小説の新人賞、なぜ「受賞作なし」相次ぐ? 作家デビューへの道はどう変化したか

 今年(2023年)の、第十四回小説 野性時代新人賞は、大賞が該当作なし、奨励賞受賞作として関かおるの「隣も青し」が選ばれた。同賞は昨年の第十三回も大賞が該当作なしであり、奨励賞受賞作として入江直海の「性の隣の夏」が選ばれている。二年続けて大賞なしとは珍しいことだ。また昨年は、鮎川哲也賞が受賞作なし、横溝正史ミステリ&ホラー大賞も大賞受賞作なしという結果であった。それぞれ、優秀賞・読者賞が選ばれ、作品が出版されているが、いささか寂しい状況である。だがこれは、近年の新人賞事情を反映したものといえるかもしれない。

 私は二十年以上にわたり、幾つかの新人賞の下読みを担当している。あくまでも個人的な感想になるが、その経験を踏まえていうならば、ここ十年の新人賞の全体的なレベルは上がっている。昔は、己の妄想をそのまま原稿にぶつけたような、小説になっていない応募作があった。しかし現在、そのような応募作は、滅多に見かけない。内容が面白いか詰まらないかは別として、とりあえず小説として読めるものがほとんどである。下読み担当としては、ありがたいことだ。

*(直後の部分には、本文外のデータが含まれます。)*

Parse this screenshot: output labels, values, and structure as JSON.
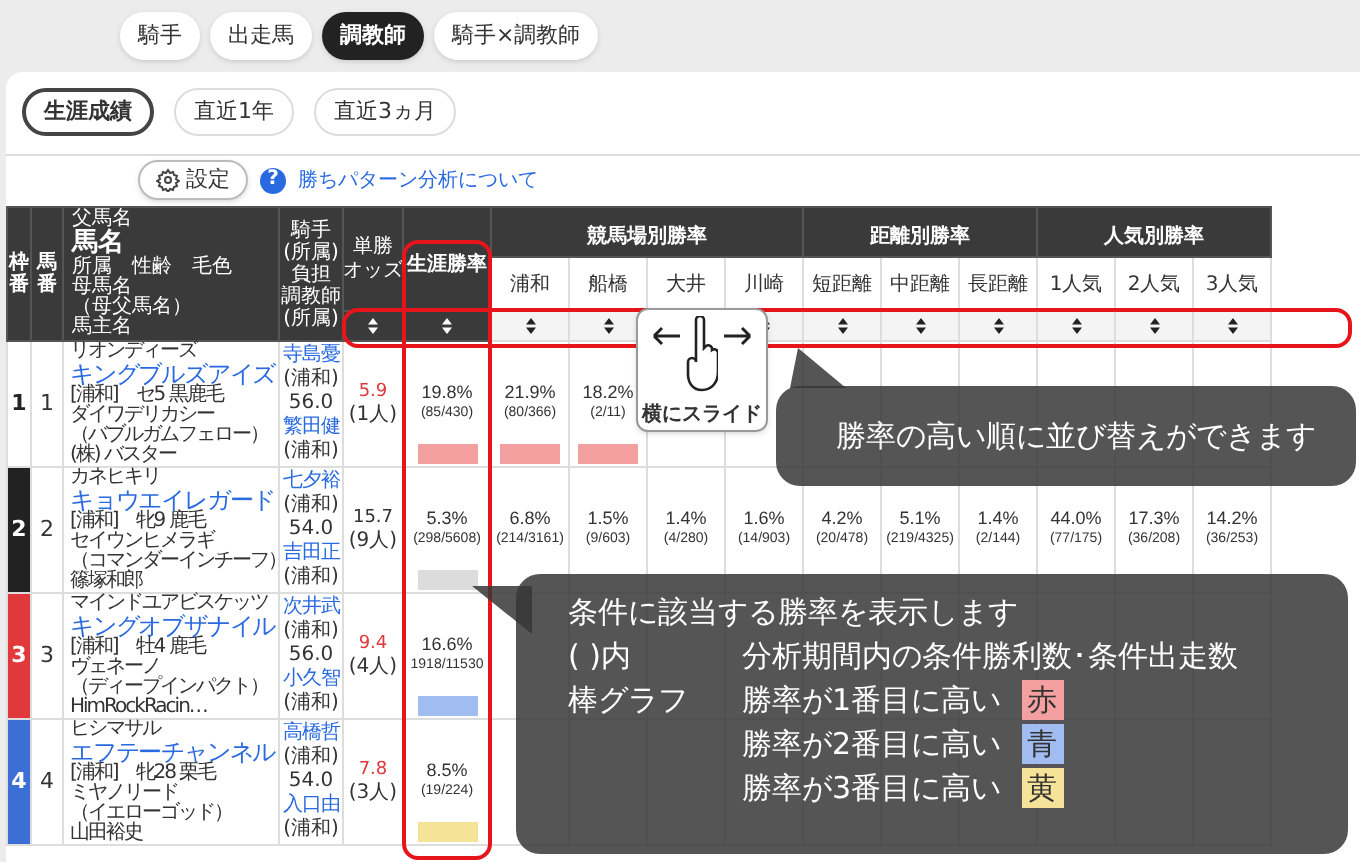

 だが一方で、最終選考に上げたいと思うような、優れた応募作は減っている。昔は十本に一本は面白いと思えた応募作があったが、いまは二十本に一本くらいだろうか。理由のひとつは、新人賞が増加したことだ。新人賞が増えれば、受賞者も増える。したがって才能のある応募者が、次々と受賞して、プロ作家になっていくのだ。逆にいえば、新人賞を受賞するほどの才能ある応募者が、次々といなくなるのである。

 また、新人賞以外の方法の作家デビューが増加してことも見逃せない。具体的には、インターネットの小説投稿サイトに掲載された作品を商業出版して、デビューする道である。「小説家になろう」「カクヨム」「アルファポリス」など、幾つもの小説投稿サイトがあり、現在では膨大なタイトルが商業出版されている。単なる趣味で執筆している人もいて、人気のある作品がすべて商業出版されるわけではない。だが商業出版を機に、プロ作家として活動するようになった人は多いのだ。昔ならば新人賞に応募したであろう才能の多くが、明らかにネット小説に取られているのである。